Everything that drove me nuts about it at first--especially the cloying fairy-tale neediness of it--became a window into being a teenager again. Back in the day when all you could see was what you wanted, absolutely, with all your heart, right now, with no thought for the future other than the credo that love could conquer all.
Remember those days? Mine, I'm sure, were fueled by a childhood spent reading too many romantic suspense novels full of dukes and other noblemen waiting to rescue their damsels in distress and whisk them off to a life of happily-ever-after. It took me years to outgrow that template.
Well, by the time you've passed thirty-nine, you've grown up and figured out that no matter how grand love may be, it doesn't always conquer all. And it certainly doesn't get the toilet fixed or the living room painted or the dog taken to the vet. Real life is full of real frustrations, big and small, and tender eurphoric feelings sometimes have to get put on hold for just a wee bit of time while you run into the corner gas station to buy a carton of milk. Because you just can't live on love all the time...groceries and utilities and clean laundry are usually involved too.
But...
I've realized that when I listen (and even...ulp...sing along to) "Love Story," I don't have to think about real life at all. It takes me right back to being sixteen and absolutely blissfully ignorant of the myriad disappointments and compromises that real life will offer later. By the time the song wraps up with "Romeo" on bended knee telling our heroine to go buy a wedding dress because he loves her and that's all he needs to know...I get a quick fix of bottomless yearning fulfilled and a "when dreams come true" instant that's about as real as the Disney version of Cinderella, and just as much fun. Reality be damned for just a minute!
And as I've learned just not that long ago, those magic moments aren't entirely lost when your teen years are left behind. I had one of my own in the middle of a gardening project at my house with a man whose pickup truck and leather tool belt and love of blooming things beat out any central casting figure of a prince on a white horse.
One Sunday morning, after the plants were in and the mulch was spread and green things were watered and beginning to take root, the subject came up over coffee of how to create a footpath through the flower garden, which was rather deep in places. I, cursed with character flaws of ambivalence and a pathological fear of commitment and absolutely no imaginary sense of the visual, balked at every suggested solution. Hedged, even, at the idea of going window shopping. For rocks.
So we took the truck out to a local quarry anyway just for something to do, with the fig-leaf of understanding that there were always supplies for his own place that he could buy and therefore it wouldn't be a trip wasted. We walked, hand in hand in the sunshine, over pretty displays of granite and marble and slate and bricks. And when we reached a stretch of red Arizona sandstone, I could suddenly see my heart's desire. And imagine it among my flowers.

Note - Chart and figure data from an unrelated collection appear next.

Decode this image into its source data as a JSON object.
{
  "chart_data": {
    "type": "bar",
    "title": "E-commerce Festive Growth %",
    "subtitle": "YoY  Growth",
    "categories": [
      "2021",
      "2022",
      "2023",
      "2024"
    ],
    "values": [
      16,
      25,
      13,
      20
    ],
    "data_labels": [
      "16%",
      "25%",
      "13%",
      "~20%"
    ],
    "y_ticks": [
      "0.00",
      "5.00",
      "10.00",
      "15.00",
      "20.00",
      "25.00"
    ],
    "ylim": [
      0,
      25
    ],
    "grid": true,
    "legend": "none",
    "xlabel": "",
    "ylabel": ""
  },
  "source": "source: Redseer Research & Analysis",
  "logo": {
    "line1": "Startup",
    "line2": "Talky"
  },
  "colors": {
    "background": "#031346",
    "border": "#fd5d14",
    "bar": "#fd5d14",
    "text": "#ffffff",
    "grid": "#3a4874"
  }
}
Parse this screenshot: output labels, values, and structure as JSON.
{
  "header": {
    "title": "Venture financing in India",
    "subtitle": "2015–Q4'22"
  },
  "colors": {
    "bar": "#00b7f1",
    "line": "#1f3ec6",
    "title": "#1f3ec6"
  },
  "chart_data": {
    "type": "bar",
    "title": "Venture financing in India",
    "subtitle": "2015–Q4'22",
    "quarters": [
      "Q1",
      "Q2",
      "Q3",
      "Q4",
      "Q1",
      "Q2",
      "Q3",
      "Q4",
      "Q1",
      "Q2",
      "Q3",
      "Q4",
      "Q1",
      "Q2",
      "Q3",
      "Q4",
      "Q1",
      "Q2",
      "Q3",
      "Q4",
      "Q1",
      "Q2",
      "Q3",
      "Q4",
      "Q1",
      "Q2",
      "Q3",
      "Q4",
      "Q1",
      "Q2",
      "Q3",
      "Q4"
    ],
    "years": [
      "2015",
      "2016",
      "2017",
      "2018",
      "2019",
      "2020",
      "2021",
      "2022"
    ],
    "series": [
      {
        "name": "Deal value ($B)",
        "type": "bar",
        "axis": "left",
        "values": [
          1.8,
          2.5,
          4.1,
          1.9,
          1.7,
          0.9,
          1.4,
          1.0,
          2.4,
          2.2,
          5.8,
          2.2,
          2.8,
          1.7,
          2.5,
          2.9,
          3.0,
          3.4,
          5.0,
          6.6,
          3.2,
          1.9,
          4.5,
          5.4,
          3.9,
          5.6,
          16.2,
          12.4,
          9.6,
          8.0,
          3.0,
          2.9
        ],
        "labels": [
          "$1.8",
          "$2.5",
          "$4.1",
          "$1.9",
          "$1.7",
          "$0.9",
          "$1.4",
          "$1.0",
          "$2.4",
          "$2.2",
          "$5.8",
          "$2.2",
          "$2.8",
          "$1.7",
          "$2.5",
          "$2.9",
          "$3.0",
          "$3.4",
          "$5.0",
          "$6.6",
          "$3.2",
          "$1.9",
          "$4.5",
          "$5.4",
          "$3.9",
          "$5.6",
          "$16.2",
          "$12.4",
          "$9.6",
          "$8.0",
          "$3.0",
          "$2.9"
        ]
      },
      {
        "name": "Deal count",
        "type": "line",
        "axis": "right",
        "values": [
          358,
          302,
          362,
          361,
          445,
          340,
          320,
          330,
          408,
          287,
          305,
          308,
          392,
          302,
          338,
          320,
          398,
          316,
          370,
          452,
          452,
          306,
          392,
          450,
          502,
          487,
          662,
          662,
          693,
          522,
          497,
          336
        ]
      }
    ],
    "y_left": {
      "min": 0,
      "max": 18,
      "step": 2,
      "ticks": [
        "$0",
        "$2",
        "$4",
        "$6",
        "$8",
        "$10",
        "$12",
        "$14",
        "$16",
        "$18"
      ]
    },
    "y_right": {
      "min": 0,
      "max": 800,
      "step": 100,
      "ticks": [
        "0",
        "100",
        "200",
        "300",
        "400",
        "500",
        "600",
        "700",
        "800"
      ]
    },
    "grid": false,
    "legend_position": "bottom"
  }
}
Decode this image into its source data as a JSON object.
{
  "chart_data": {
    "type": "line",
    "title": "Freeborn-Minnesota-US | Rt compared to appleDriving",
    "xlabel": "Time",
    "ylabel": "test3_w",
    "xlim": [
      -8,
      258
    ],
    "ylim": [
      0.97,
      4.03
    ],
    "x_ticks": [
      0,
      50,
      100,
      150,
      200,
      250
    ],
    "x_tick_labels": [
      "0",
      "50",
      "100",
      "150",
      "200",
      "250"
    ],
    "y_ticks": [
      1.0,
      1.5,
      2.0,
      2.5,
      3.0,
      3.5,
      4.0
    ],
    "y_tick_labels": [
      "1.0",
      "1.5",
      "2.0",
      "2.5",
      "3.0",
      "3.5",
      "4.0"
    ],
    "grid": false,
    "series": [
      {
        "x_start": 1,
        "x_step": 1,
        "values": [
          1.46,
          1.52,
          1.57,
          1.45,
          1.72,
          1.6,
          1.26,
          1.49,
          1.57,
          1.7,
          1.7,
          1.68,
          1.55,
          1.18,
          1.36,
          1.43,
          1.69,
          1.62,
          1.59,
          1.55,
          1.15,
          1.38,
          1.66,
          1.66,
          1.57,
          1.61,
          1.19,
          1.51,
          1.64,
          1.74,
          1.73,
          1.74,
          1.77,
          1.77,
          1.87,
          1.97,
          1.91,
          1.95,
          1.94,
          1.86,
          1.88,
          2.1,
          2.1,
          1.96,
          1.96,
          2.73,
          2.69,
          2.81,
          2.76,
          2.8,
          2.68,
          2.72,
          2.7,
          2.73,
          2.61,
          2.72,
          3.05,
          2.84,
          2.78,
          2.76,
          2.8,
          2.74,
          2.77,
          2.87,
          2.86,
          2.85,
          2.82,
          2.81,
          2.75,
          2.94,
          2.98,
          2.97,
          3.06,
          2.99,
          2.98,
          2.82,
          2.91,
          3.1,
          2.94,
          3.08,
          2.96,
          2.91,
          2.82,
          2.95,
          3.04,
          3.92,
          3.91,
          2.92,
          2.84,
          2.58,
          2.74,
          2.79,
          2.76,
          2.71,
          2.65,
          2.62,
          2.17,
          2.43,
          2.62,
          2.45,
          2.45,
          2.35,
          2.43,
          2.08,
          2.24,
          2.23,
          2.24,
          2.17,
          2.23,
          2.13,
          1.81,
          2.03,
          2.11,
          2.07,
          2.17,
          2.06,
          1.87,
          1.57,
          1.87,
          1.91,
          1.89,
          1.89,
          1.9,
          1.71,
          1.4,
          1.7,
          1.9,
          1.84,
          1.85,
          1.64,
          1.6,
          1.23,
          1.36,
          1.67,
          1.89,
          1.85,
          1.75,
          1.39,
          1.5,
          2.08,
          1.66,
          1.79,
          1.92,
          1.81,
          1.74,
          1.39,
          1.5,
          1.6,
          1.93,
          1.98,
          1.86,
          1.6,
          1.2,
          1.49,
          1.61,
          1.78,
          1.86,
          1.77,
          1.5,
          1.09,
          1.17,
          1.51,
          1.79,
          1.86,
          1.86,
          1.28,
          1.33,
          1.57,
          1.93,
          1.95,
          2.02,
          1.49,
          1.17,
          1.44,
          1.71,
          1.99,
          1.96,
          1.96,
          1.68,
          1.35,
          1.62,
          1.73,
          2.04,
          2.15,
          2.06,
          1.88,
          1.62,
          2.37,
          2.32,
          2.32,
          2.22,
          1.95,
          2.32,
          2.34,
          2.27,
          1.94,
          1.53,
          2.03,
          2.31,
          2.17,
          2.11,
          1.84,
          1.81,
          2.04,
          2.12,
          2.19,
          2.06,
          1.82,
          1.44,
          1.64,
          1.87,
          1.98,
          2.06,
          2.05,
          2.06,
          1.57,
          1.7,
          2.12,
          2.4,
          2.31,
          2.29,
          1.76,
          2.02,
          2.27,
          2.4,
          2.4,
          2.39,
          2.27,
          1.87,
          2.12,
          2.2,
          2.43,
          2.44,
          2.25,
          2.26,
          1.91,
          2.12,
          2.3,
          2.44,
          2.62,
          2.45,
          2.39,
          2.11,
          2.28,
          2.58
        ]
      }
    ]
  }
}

I still hemmed and hawed, pricing it out, trying to figure what I could afford, wondering at the enormity of the project, wondering whether I should go back home and think on it for a while longer. Like another week or two. And then Prince Charming cast his two cents into the pot, roughly rounded up to the fact that this was exactly what I wanted, we had the truck with us, it was a gorgeous day, and we might as well go for it.
I still remember the joy bursting in my heart as I threw my arms around him at that point and kissed him in the sunlight somewhere between the limestone and the crushed lava, casting caution to the wind and simply saying "yes!"
As blissfully simple and momentarily satisfying as the ending in "Love Story"? You betcha!